L'armée russe a essuyé un important revers après le nouvel échec d'un test de missile intercontinental censé devenir le fleuron de ses forces stratégiques, jetant une ombre sur sa capacité de modernisation et de dissuasion nucléaire.

Le ministère de la Défense a annoncé jeudi qu'un missile Boulava lancé le 15 juillet en mer Blanche depuis le croiseur sous-marin Dmitri Donskoï s'était désintégré en vol à la suite d'une défaillance au premier étage de la fusée.

 

«À chaque fois il y a un autre incident, cette fois, c'était le premier étage du missile», observe l'analyste indépendant Pavel Felgenhauer, en allusion aux dix essais de missiles Boulava effectués jusqu'ici par la marine russe, qui se sont soldés par cinq échecs. «Il s'agit d'un important revers qui met en doute la capacité de dissuasion nucléaire de la Russie», affirme M. Felgenhauer.

 

En outre, «cela grève le budget de la défense et crée des problèmes pour le renouvellement» d'un arsenal vieillissant datant de l'Union soviétique, juge l'analyste. Selon le quotidien Kommersant paru vendredi, le ministère de la Défense consacre quelque 40% de son budget achats au programme Boulava -le plus ambitieux et le plus cher de l'armée russe- et aux sous-marins destinés à le lancer.

 

Aux yeux de l'expert belge Joseph Henrotin, «il y a un problème fondamental de conception» du Boulava (SS-NX-30 dans la classification de l'Otan), d'une portée de 8 000 kilomètres, qui peut être équipé de dix ogives nucléaires hypersoniques de 100 à 150 kilotonnes à trajectoire indépendante.

 

Ce missile est destiné à être «lancé d'un sous-marin, mais il est issu du Topol-M sol-sol (le SS-27 dans la nomenclature américaine).
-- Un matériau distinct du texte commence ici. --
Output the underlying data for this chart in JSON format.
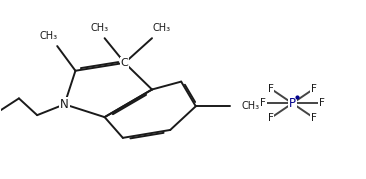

Ca ne marche pas bien», souligne M. Henrotin, rédacteur en chef de la revue mensuelle française «Défense et Sécurité internationale» (DSI). «L'engin mer-sol est éjecté du tube d'un sous-marin par une charge d'air comprimé, passe à travers l'eau, -ce pour quoi en particulier un engin sol-sol n'est pas conçu- puis son moteur s'allume seulement quand il est hors de l'eau», explique l'analyste.

 

«Les Américains avaient essayé le concept (passer d'une fusée sol-sol à une fusée mer-sol) dans les années 50 mais ça ne tenait pas la route», dit-il. Selon lui, «la crédibilité de la Russie est menacée par ces difficultés techniques». «Cela ne sert pas sa position dans les négociations» avec les États-Unis sur un nouvel accord de désarmement nucléaire, destiné à remplacer le traité START I, dit-il. Compte tenu des échecs à répétition du Boulava, «il est évident qu'il faut mettre fin à ces tests et cesser de jeter l'argent par les fenêtres», estime pour sa part le directeur de l'Institut russe d'analyse politique et de défense, Alexandre Khamtchikine, cité par l'agence Interfax.

 

Mais l'armée ne l'entend pas de cette oreille. Les essais de Boulava vont se poursuivre, a indiqué une source au sein du complexe militaro-industriel russe, citée par les agences Interfax et Itar-Tass. Le missile doit équiper les sous-marins nucléaires lanceurs d'engins de 4e génération de la marine russe de classe Borée (projet 955) qui sont en construction à l'usine Sevmach (Iouri Dolgorouki, Alexandre Nevski et Vladimir Monomakh). La Russie envisage de construire huit sous-marins de ce type avant 2015.